In recent studies of rare TREM2 variants associated with LOAD with large effect sizes, attenuation of the inflammatory response and immune function in the nervous system, particularly in microglia, was reported to contribute to AD onset. (Abbott, 2018; Sims et al., 2017; Wang et al., 2015; Wendeln et al., 2018) SHARPIN also functions as an inflammatory/immune mediator through activation of NF-κB, a central mediator of the inflammatory/immune cascade. Our in vitro experiments with the SHARPIN variant revealed its aberrant localization and additional attenuated NF-κB activity, indicating that the variant possibly plays a role in the development of LOAD through aberrant inflammatory/immune functions in the nervous system, which may be similar to the function of the TREM2 variant. Furthermore, a recent computational study indicated the association between the SHARPIN gene and AD. (Lancour et al., 2018) In this report, Lancour et al. developed a novel integrated GWAS risk score with a network diffusion approach. They tested this approach on a large GWAS dataset from Caucasians with AD and identified SHARPIN as a possible AD risk gene with the second ranked risk score.

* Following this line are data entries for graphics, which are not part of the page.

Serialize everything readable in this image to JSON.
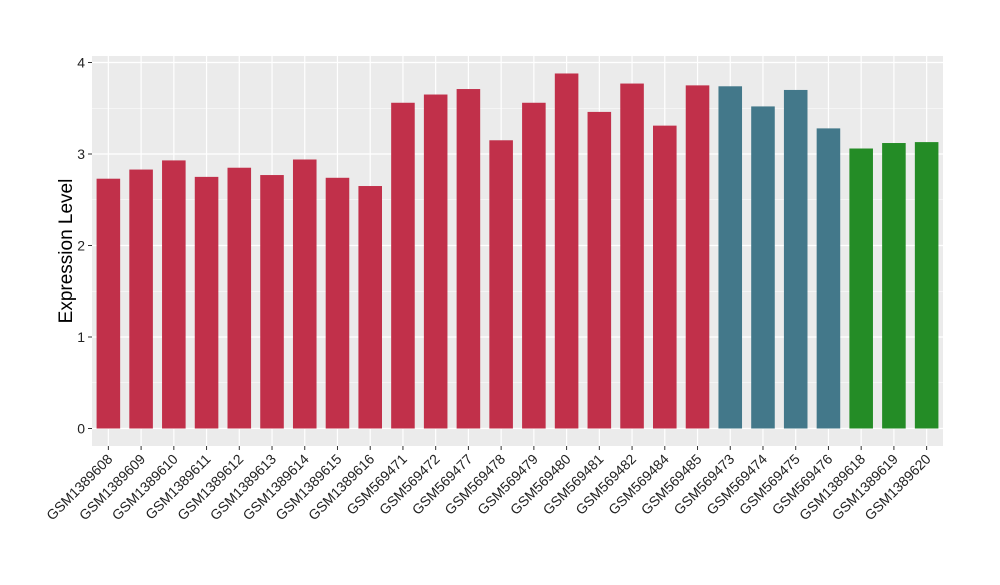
{
  "chart_data": {
    "type": "bar",
    "title": "",
    "xlabel": "",
    "ylabel": "Expression Level",
    "ylim": [
      -0.1,
      4.05
    ],
    "yticks": [
      0,
      1,
      2,
      3,
      4
    ],
    "grid": true,
    "legend": "none",
    "categories": [
      "GSM1389608",
      "GSM1389609",
      "GSM1389610",
      "GSM1389611",
      "GSM1389612",
      "GSM1389613",
      "GSM1389614",
      "GSM1389615",
      "GSM1389616",
      "GSM569471",
      "GSM569472",
      "GSM569477",
      "GSM569478",
      "GSM569479",
      "GSM569480",
      "GSM569481",
      "GSM569482",
      "GSM569484",
      "GSM569485",
      "GSM569473",
      "GSM569474",
      "GSM569475",
      "GSM569476",
      "GSM1389618",
      "GSM1389619",
      "GSM1389620"
    ],
    "values": [
      2.73,
      2.83,
      2.93,
      2.75,
      2.85,
      2.77,
      2.94,
      2.74,
      2.65,
      3.56,
      3.65,
      3.71,
      3.15,
      3.56,
      3.88,
      3.46,
      3.77,
      3.31,
      3.75,
      3.74,
      3.52,
      3.7,
      3.28,
      3.06,
      3.12,
      3.13
    ],
    "bar_colors": [
      "#c1304a",
      "#c1304a",
      "#c1304a",
      "#c1304a",
      "#c1304a",
      "#c1304a",
      "#c1304a",
      "#c1304a",
      "#c1304a",
      "#c1304a",
      "#c1304a",
      "#c1304a",
      "#c1304a",
      "#c1304a",
      "#c1304a",
      "#c1304a",
      "#c1304a",
      "#c1304a",
      "#c1304a",
      "#43788a",
      "#43788a",
      "#43788a",
      "#43788a",
      "#248c26",
      "#248c26",
      "#248c26"
    ],
    "panel_background": "#ebebeb",
    "grid_color": "#ffffff"
  }
}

In addition, a report posted on a preprint server (Soheili-Nezhad et al., 2017) noted that a nonsynonymous variant of SHARPIN (rs34173062: p.Ser17Phe) correlated with amygdala atrophy as an endophenotype in AD. Furthermore, RIPK1, which is located downstream of LUBAC, mediates a disease-associated microglial response in AD. (Ofengeim et al., 2017) Taken together, these results suggest that our novel SHARPIN variant associates with LOAD onset by affecting inflammation and/or immune function in the nervous system, although the detailed mechanisms underlying the LOAD pathogenesis remain to be clarified.

Conclusions

We identified a novel coding rare variant of SHARPIN as a genetic factor associated with risk of LOAD with a large effect size in the Japanese population via whole-exome sequencing of 202 patients. Our initial sample size is relatively modest for the field of LOAD genetic research in recent years but our pipeline has found a convincing risk factor, indicating the possible appropriateness of our strategy to identify rare disease variants with strong effects. Accordingly, the pipeline applied in this study might be effective for other common diseases. This is the first in vitro demonstration that the rare nonsynonymous variant of SHARPIN associated with LOAD onset has critical physiological effects. Further genetic investigations with large East Asian populations may reveal the association between SHARPIN and LOAD globally.

Finally, LOAD is a problem not only for patients, but also those that care for them and is also a leading cause of death in many countries. We believe that clarification of the genetic architecture and the implicated pathways helps to explain the pathogenesis of LOAD and will contribute to future medical and pharmaceutical research efforts to develop precision medicine for this common but serious disease.